Step 3: Starting the Project
First, we need to download and install a program called
Python 2.7.14. Go to “https://www.python.org/downloads/” and click download Python 2.7.14. After it is done downloading, run the file and install Python. To check to make sure it installed, look in the C:/ Drive folder and find a folder called Python27. If it’s there, Python installed successfully. If it’s not there, try restarting your computer and running the installation program again.
Now we need to make Windows and Python play nice together.
Open Control panel and select "System and Security"
Go to the left column and select “Advanced System Settings” A new window should appear.
Click “Environment Variables”
One is called “User Variables” and another called “System Variables” Navigate to “System Variables” and click “New..” (We are going to ADD two new variables)
First ADD Variable Name: PYTHON Variable PATH: C:\Python27\
Second ADD Variable Name: Python_Scripts Variable PATH: C:\Python27\Scripts Restart your computer.
After restart open command prompt (Hit windows key and type “cmd”) Enter the command: python You should see : “Python 2.7.13 (v2.7.13:a06454b1afa1, Dec 17 2016, 20:42:59) [MSC v.1500 32 bit (Intel)] on win32 Type "help", "copyright", "credits" or "license" for more information.” >>> If you don’t see this, repeat STEP 1 & 2. Press “Crtl + C” and then “Enter” to exit Python and return to the main line. Close Command Prompt;
We officially have Python installed. Now we have to install
a couple of small programs for our “crawler” to work.
Open a new notepad file and copy and paste all the text from “https://bootstrap.pypa.io/get-pip.py”
Save the text file as “get-pip.py” and move it into your documents folder.
Open command prompt as administrator
Type “cd documents” press enter
Type “python get-pip.py” Press enter
Type “pip install selenium” press enter
After selenium is successfully installed move on to the next step
Open a new notepad file.
Copy and paste all the CODE from https://pastebin.com/RbNpyc60 into the notepad
Now the fun begins…
We have to decide what kind of data we want to scrape.

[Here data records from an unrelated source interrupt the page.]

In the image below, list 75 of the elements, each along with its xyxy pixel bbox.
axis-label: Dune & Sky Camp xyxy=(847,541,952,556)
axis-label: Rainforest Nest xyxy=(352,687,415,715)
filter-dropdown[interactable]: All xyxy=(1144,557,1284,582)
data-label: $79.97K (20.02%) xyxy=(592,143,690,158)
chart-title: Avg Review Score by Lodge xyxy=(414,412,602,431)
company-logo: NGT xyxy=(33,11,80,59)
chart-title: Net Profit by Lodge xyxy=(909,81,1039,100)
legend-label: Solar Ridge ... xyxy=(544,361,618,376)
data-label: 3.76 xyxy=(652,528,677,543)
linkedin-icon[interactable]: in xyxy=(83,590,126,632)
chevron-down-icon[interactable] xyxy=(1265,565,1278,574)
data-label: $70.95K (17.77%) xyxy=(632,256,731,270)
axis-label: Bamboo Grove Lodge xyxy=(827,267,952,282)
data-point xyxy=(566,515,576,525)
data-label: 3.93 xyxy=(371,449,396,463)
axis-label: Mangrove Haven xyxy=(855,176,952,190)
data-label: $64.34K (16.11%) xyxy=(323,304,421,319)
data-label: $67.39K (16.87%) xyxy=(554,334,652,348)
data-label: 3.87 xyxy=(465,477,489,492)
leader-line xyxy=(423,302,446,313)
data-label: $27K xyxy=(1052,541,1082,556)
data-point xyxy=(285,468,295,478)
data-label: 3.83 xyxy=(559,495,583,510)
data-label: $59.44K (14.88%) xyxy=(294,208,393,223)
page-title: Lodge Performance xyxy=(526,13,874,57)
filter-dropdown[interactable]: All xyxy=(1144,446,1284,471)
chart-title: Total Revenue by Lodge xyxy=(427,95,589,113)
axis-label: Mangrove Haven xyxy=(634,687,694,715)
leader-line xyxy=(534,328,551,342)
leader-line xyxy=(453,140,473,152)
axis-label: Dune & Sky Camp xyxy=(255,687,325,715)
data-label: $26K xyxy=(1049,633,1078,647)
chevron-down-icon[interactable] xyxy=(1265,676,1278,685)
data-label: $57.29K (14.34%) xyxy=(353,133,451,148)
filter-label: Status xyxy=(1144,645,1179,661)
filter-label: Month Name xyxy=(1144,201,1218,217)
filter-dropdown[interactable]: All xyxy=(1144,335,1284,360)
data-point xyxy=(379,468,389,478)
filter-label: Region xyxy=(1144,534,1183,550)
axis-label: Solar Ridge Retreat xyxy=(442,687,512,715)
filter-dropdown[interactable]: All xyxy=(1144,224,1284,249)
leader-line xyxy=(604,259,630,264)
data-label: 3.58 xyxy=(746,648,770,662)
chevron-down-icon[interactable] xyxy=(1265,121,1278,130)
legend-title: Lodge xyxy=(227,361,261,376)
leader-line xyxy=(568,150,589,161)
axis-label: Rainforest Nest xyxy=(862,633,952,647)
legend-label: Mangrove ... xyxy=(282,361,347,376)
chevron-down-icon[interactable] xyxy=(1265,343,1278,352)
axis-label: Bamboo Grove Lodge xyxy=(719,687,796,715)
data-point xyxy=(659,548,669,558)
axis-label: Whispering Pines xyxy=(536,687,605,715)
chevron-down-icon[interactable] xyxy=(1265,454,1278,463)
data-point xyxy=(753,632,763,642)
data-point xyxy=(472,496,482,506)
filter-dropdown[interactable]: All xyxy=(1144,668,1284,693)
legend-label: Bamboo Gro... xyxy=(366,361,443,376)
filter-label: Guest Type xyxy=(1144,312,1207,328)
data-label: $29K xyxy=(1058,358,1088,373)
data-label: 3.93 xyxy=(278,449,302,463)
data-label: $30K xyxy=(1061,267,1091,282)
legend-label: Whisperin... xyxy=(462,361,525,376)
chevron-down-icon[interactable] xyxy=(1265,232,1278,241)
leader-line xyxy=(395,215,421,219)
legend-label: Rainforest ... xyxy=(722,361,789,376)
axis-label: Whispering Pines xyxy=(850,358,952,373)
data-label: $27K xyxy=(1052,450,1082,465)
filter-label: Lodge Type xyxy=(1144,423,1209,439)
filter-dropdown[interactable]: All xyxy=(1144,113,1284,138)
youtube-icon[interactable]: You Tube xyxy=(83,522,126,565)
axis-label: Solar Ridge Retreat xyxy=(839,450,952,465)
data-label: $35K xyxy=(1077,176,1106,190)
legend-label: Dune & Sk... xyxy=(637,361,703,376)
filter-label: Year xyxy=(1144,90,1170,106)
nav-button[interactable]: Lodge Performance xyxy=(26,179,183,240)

For the sake of demonstration, I will use Ebay item prices.
Let’s say I want to sell my instrument, but I am not sure what the mean price is.

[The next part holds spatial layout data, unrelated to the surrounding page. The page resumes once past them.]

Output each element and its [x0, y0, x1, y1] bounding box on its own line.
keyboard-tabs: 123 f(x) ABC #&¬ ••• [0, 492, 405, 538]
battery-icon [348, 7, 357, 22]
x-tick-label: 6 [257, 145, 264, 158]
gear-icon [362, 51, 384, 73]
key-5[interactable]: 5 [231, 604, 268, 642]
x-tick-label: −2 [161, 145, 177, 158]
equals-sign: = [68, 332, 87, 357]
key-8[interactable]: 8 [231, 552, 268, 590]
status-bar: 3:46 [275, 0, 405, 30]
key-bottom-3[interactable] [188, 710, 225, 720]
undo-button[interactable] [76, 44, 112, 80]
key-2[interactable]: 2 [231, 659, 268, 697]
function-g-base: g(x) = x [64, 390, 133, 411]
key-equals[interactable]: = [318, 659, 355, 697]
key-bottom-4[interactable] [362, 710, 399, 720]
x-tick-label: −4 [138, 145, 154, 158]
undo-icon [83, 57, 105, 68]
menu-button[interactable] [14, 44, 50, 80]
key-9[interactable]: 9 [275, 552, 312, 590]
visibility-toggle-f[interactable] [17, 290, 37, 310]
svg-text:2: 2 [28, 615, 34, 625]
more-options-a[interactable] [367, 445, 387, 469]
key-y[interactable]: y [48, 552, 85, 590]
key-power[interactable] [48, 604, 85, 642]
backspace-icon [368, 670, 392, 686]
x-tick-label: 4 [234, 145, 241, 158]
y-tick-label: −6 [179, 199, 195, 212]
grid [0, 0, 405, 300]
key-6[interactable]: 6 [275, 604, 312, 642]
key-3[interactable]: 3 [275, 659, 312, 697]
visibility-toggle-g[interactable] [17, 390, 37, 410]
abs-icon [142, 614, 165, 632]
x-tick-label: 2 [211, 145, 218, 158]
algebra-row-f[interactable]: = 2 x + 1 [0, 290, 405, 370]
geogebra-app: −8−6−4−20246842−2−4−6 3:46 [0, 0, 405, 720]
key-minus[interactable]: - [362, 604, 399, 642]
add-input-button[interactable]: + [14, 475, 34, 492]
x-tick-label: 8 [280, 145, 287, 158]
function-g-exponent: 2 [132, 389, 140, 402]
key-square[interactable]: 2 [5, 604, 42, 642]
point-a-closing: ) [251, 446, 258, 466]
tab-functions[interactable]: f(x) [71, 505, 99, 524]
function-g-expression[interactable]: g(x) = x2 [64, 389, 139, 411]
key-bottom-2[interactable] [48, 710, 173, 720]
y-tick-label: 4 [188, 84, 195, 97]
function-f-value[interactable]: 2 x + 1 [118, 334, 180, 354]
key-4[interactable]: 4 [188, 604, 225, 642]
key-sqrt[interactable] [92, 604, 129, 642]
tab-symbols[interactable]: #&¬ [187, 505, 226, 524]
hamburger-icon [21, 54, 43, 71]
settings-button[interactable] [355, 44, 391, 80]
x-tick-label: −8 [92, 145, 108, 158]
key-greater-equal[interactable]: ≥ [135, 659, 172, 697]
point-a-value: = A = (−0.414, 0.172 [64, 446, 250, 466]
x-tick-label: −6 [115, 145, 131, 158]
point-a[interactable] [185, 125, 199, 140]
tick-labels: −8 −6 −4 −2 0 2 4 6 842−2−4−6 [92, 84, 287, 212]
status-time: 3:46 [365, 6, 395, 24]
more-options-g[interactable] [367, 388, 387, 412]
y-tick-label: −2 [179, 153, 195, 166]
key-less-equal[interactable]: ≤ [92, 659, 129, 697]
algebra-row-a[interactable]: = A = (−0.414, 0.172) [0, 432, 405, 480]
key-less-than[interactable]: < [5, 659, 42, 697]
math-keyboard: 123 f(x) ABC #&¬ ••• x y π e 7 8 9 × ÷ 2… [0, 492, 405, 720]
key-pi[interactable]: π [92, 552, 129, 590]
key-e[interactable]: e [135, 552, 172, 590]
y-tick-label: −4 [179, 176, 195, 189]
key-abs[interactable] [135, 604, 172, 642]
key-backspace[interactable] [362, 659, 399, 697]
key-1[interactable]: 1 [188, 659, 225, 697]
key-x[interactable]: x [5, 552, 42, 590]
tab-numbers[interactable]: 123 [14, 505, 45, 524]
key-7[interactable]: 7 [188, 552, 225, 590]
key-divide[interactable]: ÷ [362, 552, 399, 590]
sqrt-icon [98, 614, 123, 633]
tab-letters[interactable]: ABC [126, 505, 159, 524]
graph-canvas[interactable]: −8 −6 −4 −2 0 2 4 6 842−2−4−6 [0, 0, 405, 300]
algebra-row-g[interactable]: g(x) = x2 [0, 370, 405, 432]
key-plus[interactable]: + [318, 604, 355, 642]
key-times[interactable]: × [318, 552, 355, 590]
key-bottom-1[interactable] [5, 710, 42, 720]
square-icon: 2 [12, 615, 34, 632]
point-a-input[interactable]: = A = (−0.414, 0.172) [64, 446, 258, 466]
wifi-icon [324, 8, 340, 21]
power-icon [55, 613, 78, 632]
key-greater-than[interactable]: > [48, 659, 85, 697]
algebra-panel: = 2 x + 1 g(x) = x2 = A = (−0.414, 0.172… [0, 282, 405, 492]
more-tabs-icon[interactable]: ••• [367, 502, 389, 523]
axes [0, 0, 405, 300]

I can user the “crawler” to collect the prices for me.
In the notepad file, look for a line that says
landing_page_url = 'https://xxxxxxxxxxxxxx.com’

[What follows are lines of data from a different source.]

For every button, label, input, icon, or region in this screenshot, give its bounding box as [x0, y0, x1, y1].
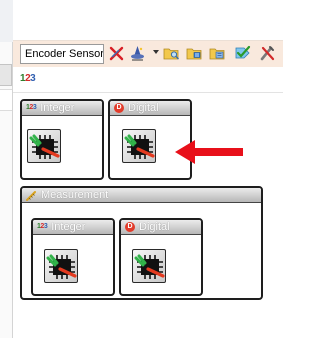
integer-sensor-tile[interactable]	[27, 129, 61, 163]
measurement-icon	[26, 190, 36, 201]
wizard-icon[interactable]	[129, 45, 146, 62]
integer-block[interactable]: 123 Integer	[20, 99, 104, 180]
measurement-integer-block-title: Integer	[51, 220, 86, 233]
measurement-digital-block[interactable]: D Digital	[119, 218, 203, 296]
measurement-block-header[interactable]: Measurement	[22, 188, 261, 203]
integer-type-icon: 123	[37, 223, 48, 230]
digital-block-title: Digital	[128, 101, 159, 114]
measurement-block-title: Measurement	[41, 188, 109, 201]
left-panel-tab[interactable]	[0, 64, 12, 86]
folder-search-icon[interactable]	[163, 45, 180, 62]
measurement-integer-block[interactable]: 123 Integer	[31, 218, 115, 296]
wizard-dropdown-chevron-icon[interactable]	[153, 50, 159, 54]
folder-load-icon[interactable]	[186, 45, 203, 62]
digital-type-icon: D	[114, 103, 124, 113]
tools-icon[interactable]	[259, 45, 276, 62]
measurement-digital-block-title: Digital	[139, 220, 170, 233]
digital-sensor-tile[interactable]	[122, 129, 156, 163]
measurement-integer-block-header[interactable]: 123 Integer	[33, 220, 113, 235]
red-arrow-icon	[175, 140, 243, 164]
sensor-chip-icon	[46, 254, 77, 279]
measurement-integer-sensor-tile[interactable]	[44, 249, 78, 283]
integer-block-title: Integer	[40, 101, 75, 114]
measurement-digital-sensor-tile[interactable]	[132, 249, 166, 283]
folder-config-icon[interactable]	[209, 45, 226, 62]
mini-toolbar	[13, 67, 283, 93]
sensor-chip-icon	[124, 134, 155, 159]
left-panel-tab-blank[interactable]	[0, 89, 12, 111]
check-tag-icon[interactable]	[234, 45, 251, 62]
integer-numbers-icon[interactable]: 123	[20, 72, 40, 86]
digital-type-icon: D	[125, 222, 135, 232]
left-panel	[0, 42, 13, 338]
sensor-type-select[interactable]: Encoder Sensor	[20, 44, 104, 64]
measurement-digital-block-header[interactable]: D Digital	[121, 220, 201, 235]
integer-type-icon: 123	[26, 104, 37, 111]
measurement-block[interactable]: Measurement 123 Integer D Digital	[20, 186, 263, 300]
digital-block-header[interactable]: D Digital	[110, 101, 190, 116]
sensor-chip-icon	[134, 254, 165, 279]
left-panel-top	[0, 0, 13, 42]
top-area	[13, 0, 283, 40]
sensor-chip-icon	[29, 134, 60, 159]
integer-block-header[interactable]: 123 Integer	[22, 101, 102, 116]
x-tool-icon[interactable]	[108, 45, 125, 62]
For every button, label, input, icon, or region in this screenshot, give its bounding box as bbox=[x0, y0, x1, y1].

I am going to copy and paste the URL from the page I want to scrape here.
In the case it will be
This is the ebay search result page for “MPC 2000XL”. (the instrument I want to sell)
Every single thing you see on a webpage is called an
“element”. As such, they each have their own “address” or “position” on the page that is unique to each element. We want the bot to grab and record certain element, but not others. We do this by discerning for the bot which things we want it to grab.
Go to the notepad file and locate a line that says,
Item_price_element_list = browser.find_elements_by_css_selector("xxxx") # Find the search box
Now open chrome and navigate to the landing_page that you pasted earlier.
Right click the element you want to scrape and select
A new section should open and you should be able to view the page source code.
The element that you clicked on is now being highlighted in the source code window.
Right click that highlighted portion and hover over copy
Then select Copy CSS Selector
Paste it into the “xxxx” portion of the
Item_price_element_list like this:
Item_price_element_list = browser.find_elements_by_css_selector("#item3f88323b1e > ul.lvprices.left.space-zero > li.lvprice.prc > span") # Find the search box
Step 20: Enjoy
Believe it or not, we are done. This program will
successfully create a list of prices from the 1st result page for us.
Save the notepad file as crawler.py and move it to your Documents Folder
(CAUTION: IF YOU SAVE IT AS .TXT IT WILL NOT RUN)
Now open up CMD (does not have to be in administrative mode)
Type “cd documents”
Type ”python crawler.py”
You should see a list of prices
Now I can find the mean and the median and properly list my instrument for a fair price!